Sin embargo, a causa de la Primera Guerra Mundial en 1914 tiene que salir de Alemania y buscar refugio en Suiza, donde vuelve a abrazar el paisaje, género que ya había trabajado en Murnau. Entonces comienza una etapa de experimentación que le lleva a adentrarse en las Variaciones, un proyecto con el que inaugura un aspecto crucial para entender su arte: el trabajo en serie. Gradualmente, las formas se van reduciendo hasta que, en palabras del experto en su obra Jame Demetrion, se convierte en una serie “de estructura relativamente fija donde lo único que cambia es el cromatismo”. En ellas trabaja hasta 1921, año en el que vuelve de manera permanente a Alemania, donde, una vez más, regresa al rostro. “Durante años pinté estas Variaciones y luego necesité encontrar una forma para el rostro, puesto que había comprendido que el gran arte tenía que estar pintado únicamente con un sentimiento religioso. Y esto lo podía transmitir solo el rostro humano”, escribió Jawlensky.
Sus Cabezas geométricas tienen los ojos cerrados, como si el artista estuviera mirando hacia adentro, hacia lo espiritual. De hecho, la religión y la espiritualidad están presentes en toda su obra. En sus memorias, narradas cuatro años antes de morir, subraya la importancia de dos hechos religiosos que le marcaron de niño. Por un lado, el impacto que sintió cuando vio la figura de una virgen en una iglesia ortodoxa en Kostjol (Polonia). “Era un icono velado, de cortinajes que se levantaban uno a uno hasta descubrirse la cara. Aquella imagen le fascina tanto por la creatividad artística como por la religiosidad”, recuerda Martín. En el segundo, se refiere a su primer contacto con la pintura en una exposición celebrada en Moscú en 1880: “Era la primera vez en mi vida que veía cuadros y fui tocado por la gracia.

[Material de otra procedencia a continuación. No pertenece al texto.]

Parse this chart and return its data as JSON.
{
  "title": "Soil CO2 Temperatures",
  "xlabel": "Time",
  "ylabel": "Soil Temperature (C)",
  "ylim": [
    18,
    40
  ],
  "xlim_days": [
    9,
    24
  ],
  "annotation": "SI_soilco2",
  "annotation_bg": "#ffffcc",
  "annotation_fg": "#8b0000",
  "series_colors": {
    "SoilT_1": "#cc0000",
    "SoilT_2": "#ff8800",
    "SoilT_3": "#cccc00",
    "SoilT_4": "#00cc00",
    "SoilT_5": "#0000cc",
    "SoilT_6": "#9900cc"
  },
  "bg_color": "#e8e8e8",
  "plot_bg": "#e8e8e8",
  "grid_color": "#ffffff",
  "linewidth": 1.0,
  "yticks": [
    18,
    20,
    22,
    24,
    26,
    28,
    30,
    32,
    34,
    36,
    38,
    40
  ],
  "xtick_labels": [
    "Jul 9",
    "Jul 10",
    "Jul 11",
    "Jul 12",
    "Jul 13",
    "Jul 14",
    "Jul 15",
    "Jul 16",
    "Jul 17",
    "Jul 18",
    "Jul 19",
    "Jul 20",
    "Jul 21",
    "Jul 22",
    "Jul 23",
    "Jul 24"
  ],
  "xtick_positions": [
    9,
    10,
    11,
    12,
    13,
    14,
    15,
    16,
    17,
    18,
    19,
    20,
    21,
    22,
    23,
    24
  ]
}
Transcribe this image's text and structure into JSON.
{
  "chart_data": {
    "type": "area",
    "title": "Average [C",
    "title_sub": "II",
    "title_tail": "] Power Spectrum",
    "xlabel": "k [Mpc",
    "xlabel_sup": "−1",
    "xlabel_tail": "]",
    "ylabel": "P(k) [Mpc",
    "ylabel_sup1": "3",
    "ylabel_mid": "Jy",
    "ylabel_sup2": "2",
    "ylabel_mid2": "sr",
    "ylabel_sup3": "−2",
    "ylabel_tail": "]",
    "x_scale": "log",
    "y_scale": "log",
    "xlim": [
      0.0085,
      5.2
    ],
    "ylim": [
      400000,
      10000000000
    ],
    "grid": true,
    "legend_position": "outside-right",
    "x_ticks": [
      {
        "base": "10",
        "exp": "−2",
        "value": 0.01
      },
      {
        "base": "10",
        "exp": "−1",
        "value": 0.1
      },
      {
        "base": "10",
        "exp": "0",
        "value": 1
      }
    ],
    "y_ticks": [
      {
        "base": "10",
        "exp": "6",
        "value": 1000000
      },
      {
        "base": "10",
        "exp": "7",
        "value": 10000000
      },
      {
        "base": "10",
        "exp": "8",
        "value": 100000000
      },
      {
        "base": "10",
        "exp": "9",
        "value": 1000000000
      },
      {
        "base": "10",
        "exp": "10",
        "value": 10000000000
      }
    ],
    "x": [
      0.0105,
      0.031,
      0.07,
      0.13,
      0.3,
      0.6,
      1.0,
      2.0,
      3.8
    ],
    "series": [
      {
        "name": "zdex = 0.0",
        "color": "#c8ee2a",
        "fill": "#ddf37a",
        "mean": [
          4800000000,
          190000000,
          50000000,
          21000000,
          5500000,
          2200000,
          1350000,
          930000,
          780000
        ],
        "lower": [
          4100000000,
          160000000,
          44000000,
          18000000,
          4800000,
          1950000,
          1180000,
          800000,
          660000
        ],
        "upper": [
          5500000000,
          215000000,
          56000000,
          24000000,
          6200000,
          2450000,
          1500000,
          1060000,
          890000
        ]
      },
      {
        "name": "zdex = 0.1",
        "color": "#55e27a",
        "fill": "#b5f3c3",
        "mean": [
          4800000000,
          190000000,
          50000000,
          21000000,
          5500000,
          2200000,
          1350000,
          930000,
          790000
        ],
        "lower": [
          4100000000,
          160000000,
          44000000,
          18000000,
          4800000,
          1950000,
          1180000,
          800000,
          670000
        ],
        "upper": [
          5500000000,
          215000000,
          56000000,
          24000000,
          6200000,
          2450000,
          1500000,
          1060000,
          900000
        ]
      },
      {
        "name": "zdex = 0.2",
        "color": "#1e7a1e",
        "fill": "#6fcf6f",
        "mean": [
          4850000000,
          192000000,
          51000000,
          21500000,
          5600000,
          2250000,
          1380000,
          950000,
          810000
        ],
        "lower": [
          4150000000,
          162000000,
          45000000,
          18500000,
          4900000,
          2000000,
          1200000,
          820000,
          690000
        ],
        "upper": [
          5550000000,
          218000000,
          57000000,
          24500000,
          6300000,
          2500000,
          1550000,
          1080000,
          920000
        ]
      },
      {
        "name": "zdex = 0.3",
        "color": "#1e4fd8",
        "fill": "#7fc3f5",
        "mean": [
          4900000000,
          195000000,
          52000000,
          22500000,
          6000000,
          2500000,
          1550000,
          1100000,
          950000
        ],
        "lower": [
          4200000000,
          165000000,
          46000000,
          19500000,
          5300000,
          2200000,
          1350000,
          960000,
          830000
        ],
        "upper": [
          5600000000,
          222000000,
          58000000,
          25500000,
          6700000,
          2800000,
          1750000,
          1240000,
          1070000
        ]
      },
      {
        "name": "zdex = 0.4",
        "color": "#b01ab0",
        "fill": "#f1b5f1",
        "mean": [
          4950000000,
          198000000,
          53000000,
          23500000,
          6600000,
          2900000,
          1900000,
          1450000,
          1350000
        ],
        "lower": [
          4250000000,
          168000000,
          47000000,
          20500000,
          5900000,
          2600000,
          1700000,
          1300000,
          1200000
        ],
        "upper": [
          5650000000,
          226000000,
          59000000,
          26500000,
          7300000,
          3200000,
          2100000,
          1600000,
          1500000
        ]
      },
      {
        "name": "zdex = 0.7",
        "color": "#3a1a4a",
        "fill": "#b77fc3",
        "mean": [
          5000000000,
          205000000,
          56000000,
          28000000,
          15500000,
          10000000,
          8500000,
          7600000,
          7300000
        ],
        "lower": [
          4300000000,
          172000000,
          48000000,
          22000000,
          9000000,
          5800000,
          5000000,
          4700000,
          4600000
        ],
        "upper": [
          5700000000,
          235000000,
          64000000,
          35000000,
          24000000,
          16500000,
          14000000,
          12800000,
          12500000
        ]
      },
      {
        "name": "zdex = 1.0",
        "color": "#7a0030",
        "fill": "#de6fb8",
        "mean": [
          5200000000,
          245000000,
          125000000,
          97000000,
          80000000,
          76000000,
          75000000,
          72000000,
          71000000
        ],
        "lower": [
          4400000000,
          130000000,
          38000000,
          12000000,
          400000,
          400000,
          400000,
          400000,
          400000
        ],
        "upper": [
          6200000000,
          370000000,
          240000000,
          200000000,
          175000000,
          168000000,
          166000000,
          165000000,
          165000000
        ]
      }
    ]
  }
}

Mi vida se vio por ello enteramente transformada. Desde ese día, el arte ha sido mi única pasión y me he dedicado a él en cuerpo y alma”.
De alguna manera Jawlensky dedicó parte de su obra a realizar imágenes modernas de los iconos, de los que partió en los inicios de su carrera y a los que volvió en sus últimas obras, las Meditaciones. Esta serie la realiza “aquejado, a partir de 1928, de una artritis degenerativa que lo paraliza. No podía mover las articulaciones y empieza a atarse los pinceles a las muñecas para seguir pintando. Esa cara tan simple y sencilla que vemos está formada por unos trazos primitivos y lentos en los que se nota el gesto”, explica Martín. Lejos de quedarse de brazos cruzados sintiendo las punzadas de dolor, Jawlensky vio en esta limitación física una nueva capacidad creativa y se muestra orgulloso de ello.
Esta serie marca la última metamorfosis de su pintura pues las formas quedan reducidas al mínimo y el rostro invade por completo el lienzo. “Hizo centenares y siempre las mismas, como si hubiera encontrado algo que le permitía huir del natural”, explica Martín. Aunque quizá la mejor definición sea la que hace su nieta, Angelica Jawlensky Bianconi, al denominarlas “oraciones sin palabras”.